Schon seit drei Wochen war klar, dass das Saisonfinale in Hockenheim für die gesamte DTM nicht zum Spaziergang wurde. Nach den Erfahrungen von Barcelona durfte über alles spekuliert werden - von einer verkrampften Prozessionsfahrt bis hin zum erneuten Eklat. Für die DTM-Welt ebenso wie für Mattias Ekström wurde das Ergebnis des Hockenheimrennens zur schweren Geburt - mit gutem Ausgang.

Keine Frühgeburten

Zum Saisonende gelang Jamie Green, was kaum noch jemand von ihm erwartet hätte, Foto: Sutton
Zum Saisonende gelang Jamie Green, was kaum noch jemand von ihm erwartet hätte, Foto: Sutton

Vor wenigen Wochen waren sie in der Punktetabelle noch abgeschlagen hinter ihren drei Abt- und HWA-Teamkollegen platziert. Nun gaben Jamie Green und Timo Scheider teamintern die Pace vor - und wurden belohnt. "Jetzt die richtigen Worte zu finden, ist schwierig. Geil - das trifft es vielleicht. Ein Riesendank an Audi und die Äbte. Sie haben eine unglaublich gute Strategie erarbeitet. Das Auto war vom Anfang bis zum Ende perfekt", kommentierte Scheider auf Rang zwei seinen lang ersehnten ersten Podestplatz, auf den er fast 80 DTM-Rennen hatte warten müssen. Dass Scheider während seiner Flucht nach vorne stets in Alarmbereitschaft war, Ekström bei Bedarf unter die Arme zu greifen, unterstrich die fahrerische Souveränität des Lahnsteiners, mit dem 2008 von Beginn an zu rechnen sein wird.

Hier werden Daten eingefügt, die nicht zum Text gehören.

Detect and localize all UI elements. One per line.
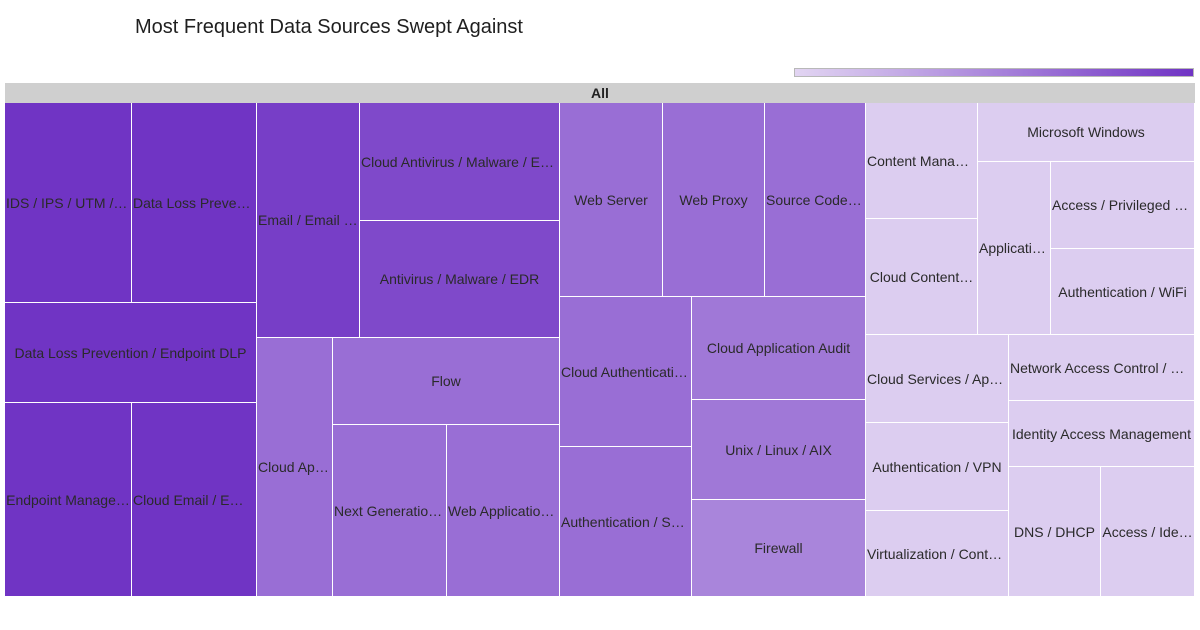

War Greens erster Sieg im 30. Rennen vor drei Wochen noch vom allgemeinen Chaos in Barcelona überschattet gewesen, so ließ der Brite diesmal keinen Zweifel daran, dass er auch unter normalen Umständen zu siegen imstande ist. "Ich war glücklich mit meiner Performance, das Auto hat perfekt funktioniert. Ich bin überglücklich; ich habe alle meine Gegner auf der Strecke überholt", berichtete der HWA-Pilot zu Recht mit Stolz. Ganz nebenbei gelang Green die schnellste Runde des Rennens - womit er unter Beweis stellte, dass sich die aktuelle C-Klasse trotz des Gewichtsnachteils von zehn Kilogramm von ihrem Performance-Tief der beiden Vortage erholt hatte. Auch mit einem perfekt ausbalancierten A4 DTM hätte es Mattias Ekström wohl schwer gehabt, den endlich zur Hochform aufgelaufenen Briten hinter sich zu halten.

Schwere Titelgeburt

Martin Tomczyk musste sich Mattias Ekström geschlagen geben, Foto: Audi
Martin Tomczyk musste sich Mattias Ekström geschlagen geben, Foto: Audi

Schon nach kaum mehr als zwei Kilometern war der Dreikampf um den Titel zum Duell zwischen Mattias Ekström und Bruno Spengler geworden. Mit einem guten Start setzte sich Martin Tomczyk zunächst auf Rang vier vor Jamie Green, bevor in der Spitzkehre sein Schicksal als Meisterschaftsdritter bereits besiegelt war. "Zuerst bin ich in die Zwickmühle zwischen Timo und Jamie geraten. Dann war der Reifen kaputt und ich bin vor der Mercedes-Arena geradeaus geschossen", schildert Tomczyk eine folgenreiche Berührung, die ihn zum unfreiwilligen Boxenstopp zwang. Timo Scheider konnte sich Kritik am späteren Rennsieger nicht verkneifen: "Hätte ihm Jamie innen Platz gelassen, wäre es für Martin einfacher gewesen. Martin hat mir keine Schuld gegeben. Ich kam zurück auf die Strecke und konnte im toten Winkel nicht sehen, wer sich wo befindet." Am Ende wurde Tomczyk nach einer überzeugenden Aufholjagd noch Neunter - und zeigte so, wozu er unter normalen Umständen fähig gewesen wäre.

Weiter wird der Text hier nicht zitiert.